Третий вопрос— это вопрос о примиренчестве в секциях Коминтерна. В тезисах Бухарина говорилось о необходимости борьбы с правым уклоном, но там не оказалось ни единого слова о борьбе против примиренчества с правым уклоном…
Четвертый вопрос— это вопрос о партийной дисциплине. В тезисах Бухарина не оказалось упоминания о необходимости сохранения железной дисциплины в компартиях…»
Перечислив эти «убийственные» обвинения, Сталин патетически закончил эту часть своей речи на апрельском пленуме словами:
«Бухарина мы любим, но истину, но партию, но Коминтерн мы любим еще больше. Поэтому делегация ВКП (б) оказалась вынужденной внести эти поправки в тезисы Бухарина».
Я не хочу, чтобы у читателя создалось впечатление, что я стараюсь здесь реабилитировать Бухарина в его споре со Сталиным. Мне важно указать на своеобразные приемы Сталина в полемике с противниками. Сталин сознательно утрировал мысль противника, чтобы объявить ее ересью. Он намеренно разрывал ее на части, чтобы она потеряла всякий смысл. Там же, где ни то, ни другое не удавалось, он поступал просто: извольте, почему у вас не сказано о том, о сем, о третьем, о двадцатом?! Мне кажется, что Бухарин очень удачно и прямо в его собственном стиле ответил Сталину на том же VI Конгрессе, когда, оглашая свои злополучные тезисы и имея в виду «20 поправок» Сталина, заявил:
— Я не охватил всех вопросов, но недаром Кузьма Прутков сказал «плюньте в глаза тому, кто скажет, что можно объять необъятное!»
Сталин, однако, не успокоился тем, что один раз дезавуировал Бухарина в самом Коминтерне.
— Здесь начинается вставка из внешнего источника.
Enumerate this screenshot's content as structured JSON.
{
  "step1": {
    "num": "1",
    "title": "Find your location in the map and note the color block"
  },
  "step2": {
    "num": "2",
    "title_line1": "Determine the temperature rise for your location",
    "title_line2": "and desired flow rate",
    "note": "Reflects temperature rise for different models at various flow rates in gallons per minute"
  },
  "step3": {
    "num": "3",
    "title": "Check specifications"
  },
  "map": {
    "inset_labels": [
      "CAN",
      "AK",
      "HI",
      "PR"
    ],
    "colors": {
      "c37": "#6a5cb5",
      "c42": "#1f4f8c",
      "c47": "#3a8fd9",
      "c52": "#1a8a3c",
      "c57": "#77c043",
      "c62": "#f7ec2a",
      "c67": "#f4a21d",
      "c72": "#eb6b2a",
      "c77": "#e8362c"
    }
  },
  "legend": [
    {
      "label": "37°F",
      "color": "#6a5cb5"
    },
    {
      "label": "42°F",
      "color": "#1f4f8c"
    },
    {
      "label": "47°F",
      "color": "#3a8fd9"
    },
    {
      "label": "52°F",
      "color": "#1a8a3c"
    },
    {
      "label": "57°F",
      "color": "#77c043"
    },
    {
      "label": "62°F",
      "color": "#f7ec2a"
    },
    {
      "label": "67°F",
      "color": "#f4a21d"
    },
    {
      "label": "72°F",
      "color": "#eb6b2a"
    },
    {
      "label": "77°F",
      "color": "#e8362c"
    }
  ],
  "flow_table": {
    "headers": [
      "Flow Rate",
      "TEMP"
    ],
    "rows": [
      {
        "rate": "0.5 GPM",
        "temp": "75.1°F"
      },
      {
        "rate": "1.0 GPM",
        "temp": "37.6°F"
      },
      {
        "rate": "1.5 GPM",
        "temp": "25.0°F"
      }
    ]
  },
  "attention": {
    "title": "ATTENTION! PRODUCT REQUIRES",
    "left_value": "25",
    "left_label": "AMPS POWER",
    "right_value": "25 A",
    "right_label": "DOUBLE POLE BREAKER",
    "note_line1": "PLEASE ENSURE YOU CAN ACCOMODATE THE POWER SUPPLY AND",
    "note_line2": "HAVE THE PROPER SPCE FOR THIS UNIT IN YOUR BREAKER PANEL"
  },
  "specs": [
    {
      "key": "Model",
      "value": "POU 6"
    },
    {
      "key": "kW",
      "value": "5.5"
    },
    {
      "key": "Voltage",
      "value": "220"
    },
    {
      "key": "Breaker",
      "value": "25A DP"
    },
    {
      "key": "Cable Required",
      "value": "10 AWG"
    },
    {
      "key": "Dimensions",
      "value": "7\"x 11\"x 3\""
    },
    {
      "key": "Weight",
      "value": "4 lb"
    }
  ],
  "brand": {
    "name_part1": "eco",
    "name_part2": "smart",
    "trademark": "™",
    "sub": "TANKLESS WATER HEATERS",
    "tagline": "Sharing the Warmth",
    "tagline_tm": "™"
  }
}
Надо было покончить со «славой» Бухарина как теоретика ВКП(б) и Коминтерна и в «братских партиях». За выполнение этой задачи взялись вернейшие оруженосцы Сталина: во Франции — Торез, в Германии — Тельман, в Чехословакии — Готвальд.
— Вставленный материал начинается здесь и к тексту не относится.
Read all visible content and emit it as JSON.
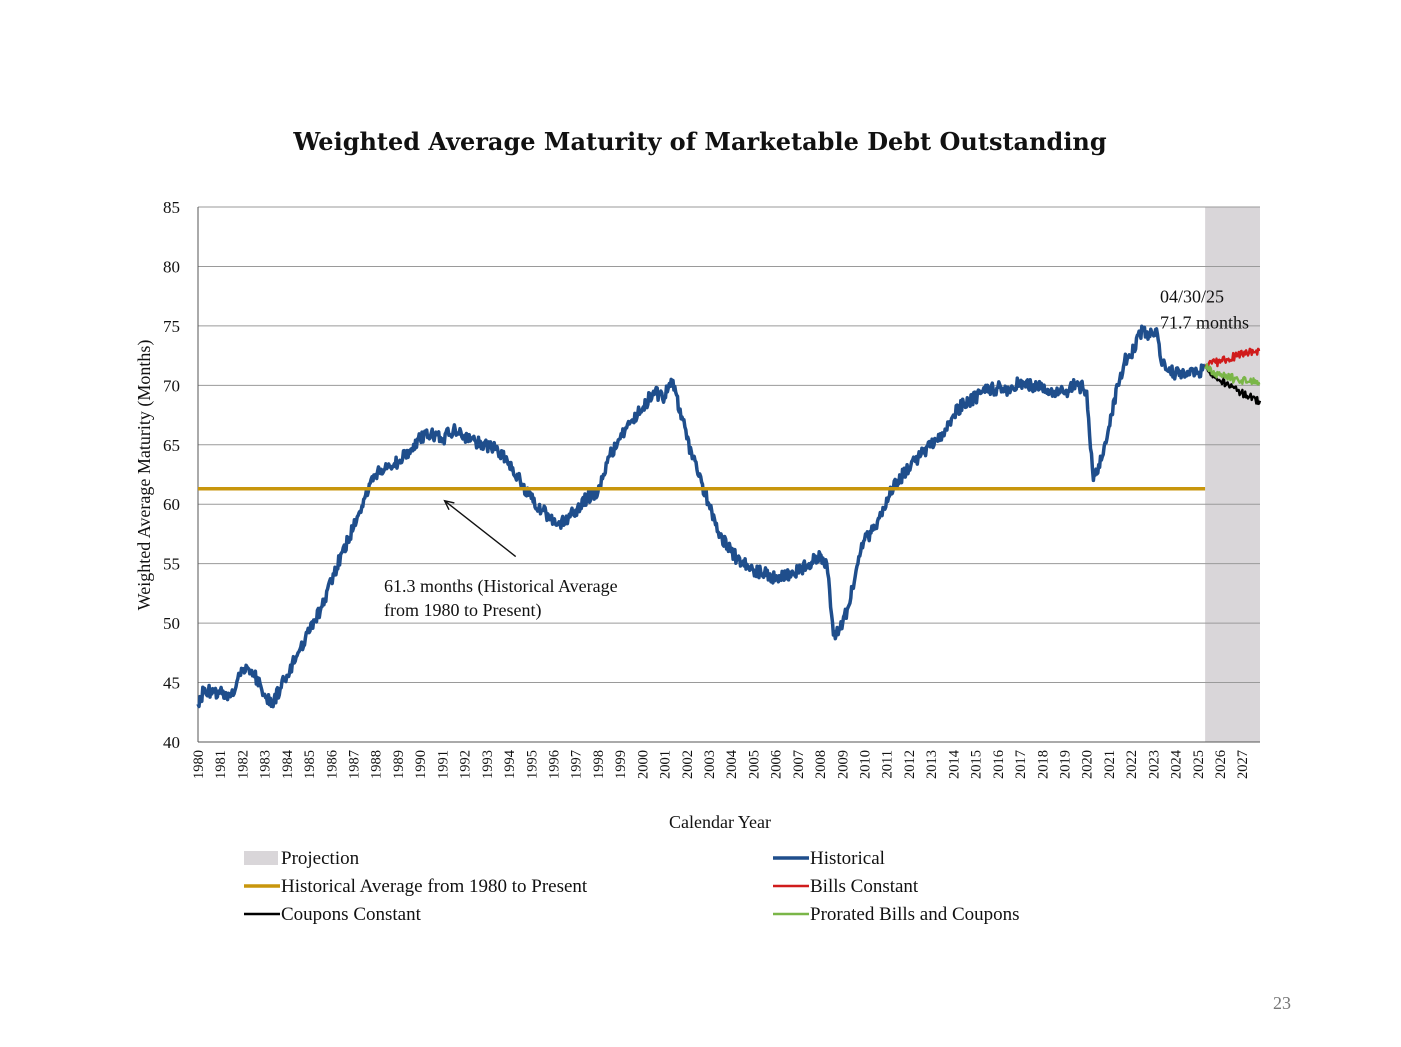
{
  "page_number": "23",
  "chart_data": {
    "type": "line",
    "title": "Weighted Average Maturity of Marketable Debt Outstanding",
    "xlabel": "Calendar Year",
    "ylabel": "Weighted Average Maturity (Months)",
    "ylim": [
      40,
      85
    ],
    "yticks": [
      40,
      45,
      50,
      55,
      60,
      65,
      70,
      75,
      80,
      85
    ],
    "xlim": [
      1980,
      2027.8
    ],
    "xticks": [
      "1980",
      "1981",
      "1982",
      "1983",
      "1984",
      "1985",
      "1986",
      "1987",
      "1988",
      "1989",
      "1990",
      "1991",
      "1992",
      "1993",
      "1994",
      "1995",
      "1996",
      "1997",
      "1998",
      "1999",
      "2000",
      "2001",
      "2002",
      "2003",
      "2004",
      "2005",
      "2006",
      "2007",
      "2008",
      "2009",
      "2010",
      "2011",
      "2012",
      "2013",
      "2014",
      "2015",
      "2016",
      "2017",
      "2018",
      "2019",
      "2020",
      "2021",
      "2022",
      "2023",
      "2024",
      "2025",
      "2026",
      "2027"
    ],
    "grid": "horizontal",
    "projection_start": 2025.33,
    "historical_average": 61.3,
    "series": [
      {
        "name": "Historical",
        "color": "#1f4e8c",
        "points": [
          [
            1980,
            43.2
          ],
          [
            1980.3,
            44.5
          ],
          [
            1980.7,
            44.2
          ],
          [
            1981,
            44.3
          ],
          [
            1981.5,
            44.0
          ],
          [
            1982,
            46.0
          ],
          [
            1982.5,
            45.7
          ],
          [
            1983,
            44.0
          ],
          [
            1983.3,
            43.0
          ],
          [
            1983.7,
            44.5
          ],
          [
            1984,
            45.6
          ],
          [
            1984.5,
            47.5
          ],
          [
            1985,
            49.2
          ],
          [
            1985.5,
            51.0
          ],
          [
            1986,
            53.5
          ],
          [
            1986.5,
            56.0
          ],
          [
            1987,
            58.0
          ],
          [
            1987.5,
            60.5
          ],
          [
            1988,
            62.5
          ],
          [
            1988.5,
            63.0
          ],
          [
            1989,
            63.5
          ],
          [
            1989.5,
            64.5
          ],
          [
            1990,
            65.5
          ],
          [
            1990.5,
            66.0
          ],
          [
            1991,
            65.5
          ],
          [
            1991.5,
            66.3
          ],
          [
            1992,
            65.8
          ],
          [
            1992.5,
            65.3
          ],
          [
            1993,
            65.0
          ],
          [
            1993.5,
            64.5
          ],
          [
            1994,
            63.5
          ],
          [
            1994.5,
            62.0
          ],
          [
            1995,
            60.5
          ],
          [
            1995.5,
            59.5
          ],
          [
            1996,
            58.5
          ],
          [
            1996.5,
            58.5
          ],
          [
            1997,
            59.5
          ],
          [
            1997.5,
            60.5
          ],
          [
            1998,
            61.0
          ],
          [
            1998.5,
            64.0
          ],
          [
            1999,
            65.5
          ],
          [
            1999.5,
            67.0
          ],
          [
            2000,
            68.0
          ],
          [
            2000.5,
            69.5
          ],
          [
            2001,
            69.0
          ],
          [
            2001.3,
            70.5
          ],
          [
            2001.7,
            68.0
          ],
          [
            2002,
            65.5
          ],
          [
            2002.5,
            62.5
          ],
          [
            2003,
            60.0
          ],
          [
            2003.5,
            57.5
          ],
          [
            2004,
            56.0
          ],
          [
            2004.5,
            55.0
          ],
          [
            2005,
            54.5
          ],
          [
            2005.5,
            54.2
          ],
          [
            2006,
            53.8
          ],
          [
            2006.5,
            54.0
          ],
          [
            2007,
            54.3
          ],
          [
            2007.5,
            55.0
          ],
          [
            2008,
            55.8
          ],
          [
            2008.3,
            55.0
          ],
          [
            2008.6,
            49.0
          ],
          [
            2008.9,
            49.5
          ],
          [
            2009.3,
            51.5
          ],
          [
            2009.7,
            55.0
          ],
          [
            2010,
            57.0
          ],
          [
            2010.5,
            58.0
          ],
          [
            2011,
            60.5
          ],
          [
            2011.5,
            62.0
          ],
          [
            2012,
            63.0
          ],
          [
            2012.5,
            64.0
          ],
          [
            2013,
            65.0
          ],
          [
            2013.5,
            66.0
          ],
          [
            2014,
            67.5
          ],
          [
            2014.5,
            68.5
          ],
          [
            2015,
            69.0
          ],
          [
            2015.5,
            69.5
          ],
          [
            2016,
            69.8
          ],
          [
            2016.5,
            69.5
          ],
          [
            2017,
            70.3
          ],
          [
            2017.5,
            70.0
          ],
          [
            2018,
            69.8
          ],
          [
            2018.5,
            69.5
          ],
          [
            2019,
            69.3
          ],
          [
            2019.5,
            70.2
          ],
          [
            2020,
            69.5
          ],
          [
            2020.3,
            62.0
          ],
          [
            2020.7,
            64.0
          ],
          [
            2021,
            66.5
          ],
          [
            2021.4,
            70.0
          ],
          [
            2021.7,
            72.0
          ],
          [
            2022,
            72.5
          ],
          [
            2022.4,
            74.5
          ],
          [
            2022.8,
            74.3
          ],
          [
            2023.1,
            74.7
          ],
          [
            2023.3,
            72.5
          ],
          [
            2023.6,
            71.3
          ],
          [
            2024,
            71.0
          ],
          [
            2024.5,
            70.8
          ],
          [
            2025,
            71.0
          ],
          [
            2025.33,
            71.7
          ]
        ]
      },
      {
        "name": "Bills Constant",
        "color": "#d01c1c",
        "points": [
          [
            2025.33,
            71.7
          ],
          [
            2025.8,
            71.9
          ],
          [
            2026.3,
            72.2
          ],
          [
            2026.8,
            72.5
          ],
          [
            2027.3,
            72.7
          ],
          [
            2027.8,
            73.0
          ]
        ]
      },
      {
        "name": "Coupons Constant",
        "color": "#000000",
        "points": [
          [
            2025.33,
            71.5
          ],
          [
            2025.8,
            70.6
          ],
          [
            2026.3,
            70.2
          ],
          [
            2026.8,
            69.6
          ],
          [
            2027.3,
            69.0
          ],
          [
            2027.8,
            68.7
          ]
        ]
      },
      {
        "name": "Prorated Bills and Coupons",
        "color": "#7ab648",
        "points": [
          [
            2025.33,
            71.6
          ],
          [
            2025.8,
            71.0
          ],
          [
            2026.3,
            70.7
          ],
          [
            2026.8,
            70.5
          ],
          [
            2027.3,
            70.3
          ],
          [
            2027.8,
            70.2
          ]
        ]
      },
      {
        "name": "Historical Average from 1980 to Present",
        "color": "#c8960c",
        "points": [
          [
            1980,
            61.3
          ],
          [
            2025.33,
            61.3
          ]
        ]
      }
    ],
    "annotations": [
      {
        "lines": [
          "04/30/25",
          "71.7 months"
        ],
        "x": 2023.3,
        "y": 75.3
      },
      {
        "lines": [
          "61.3 months (Historical Average",
          "from 1980 to Present)"
        ],
        "arrow_from": [
          1994.3,
          55.6
        ],
        "arrow_to": [
          1991.1,
          61.3
        ]
      }
    ],
    "legend": {
      "placement": "bottom",
      "items": [
        {
          "label": "Projection",
          "color": "#d9d6d9",
          "kind": "box"
        },
        {
          "label": "Historical",
          "color": "#1f4e8c",
          "kind": "line"
        },
        {
          "label": "Historical Average from 1980 to Present",
          "color": "#c8960c",
          "kind": "line"
        },
        {
          "label": "Bills Constant",
          "color": "#d01c1c",
          "kind": "line"
        },
        {
          "label": "Coupons Constant",
          "color": "#000000",
          "kind": "line"
        },
        {
          "label": "Prorated Bills and Coupons",
          "color": "#7ab648",
          "kind": "line"
        }
      ]
    }
  }
}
Тельман дошел до того, что публично критиковал доклад Бухарина на VI Конгрессе, тогда как в самом СССР еще не было произнесено ни одного слова по адресу Бухарина не только публично, но даже и на пленумах ЦК. Бухарин считался правоверным из правоверных. Разумеется, такой смелый поступок Тельмана поставил Бухарина в тупик. Он потребовал немедленно выслать из Москвы представителя Тельмана при президиуме Коминтерна — Неймана — и одновременно призвать к порядку самого Тельмана. Тогда Сталин решительно восстал против требования Бухарина. Более того — обвинил самого Бухарина в покровительстве правым в германской коммунистической партии. Но тут же выяснился и «секрет» смелости Тельмана. Оказалось, что Сталин сам лично подготовил выступление Тельмана против Бухарина, воспользовавшись тем, что Бухарин стоял за санкцию того переворота, который был произведен Эвертом и Герхартом после VI Конгресса против Тельмана в ЦК Германской коммунистической партии. Актом этого переворота был нанесен тягчайший удар по сталинскому аппарату в Германии. Первый человек Сталина на Западе — Тельман — был обвинен в растрате партийных денег другом Тельмана — секретарем гамбургской парторганизации Витторфом и снят с поста председателя партии. Это было сделано решением большинства ЦК КПГ.
Сталин возмущался, что это большинство во главе с Эвертом и Герхартом «… отстранили Тельмана от руководства, стали обвинять его в коррупции и опубликовали „соответствующую“ резолюцию без ведома и санкции Исполкома Коминтерна… вместо того, чтобы повернуть руль и выправить положение… Бухарин предлагает в своем известном письме санкционировать переворот примиренцев, отдать КПГ примиренцам, а т. Тельмана вновь ошельмовать в печати, сделав еще раз заявление о его виновности».
* * *
Сталин и «повернул руль» — грубым диктатом Секретариата ЦК ВКП (б) провел решение Президиума Исполкома Коминтерна об отмене «переворота» в немецкой коммунистической партии, о восстановлении снятого партией Тельмана на его постах и об отзыве в Москву «в распоряжение Коминтерна» «примиренцев» из Берлина. Благодарный Тельман как председатель самой крупной и самой авторитетной «секции» Коминтерна за границей на X пленуме Исполкома Коминтерна в июле 1929 года ответил Сталину взаимностью: Тельман и его друзья внесли предложение об исключении Бухарина из Президиума Коминтерна как «идеолога правого уклона».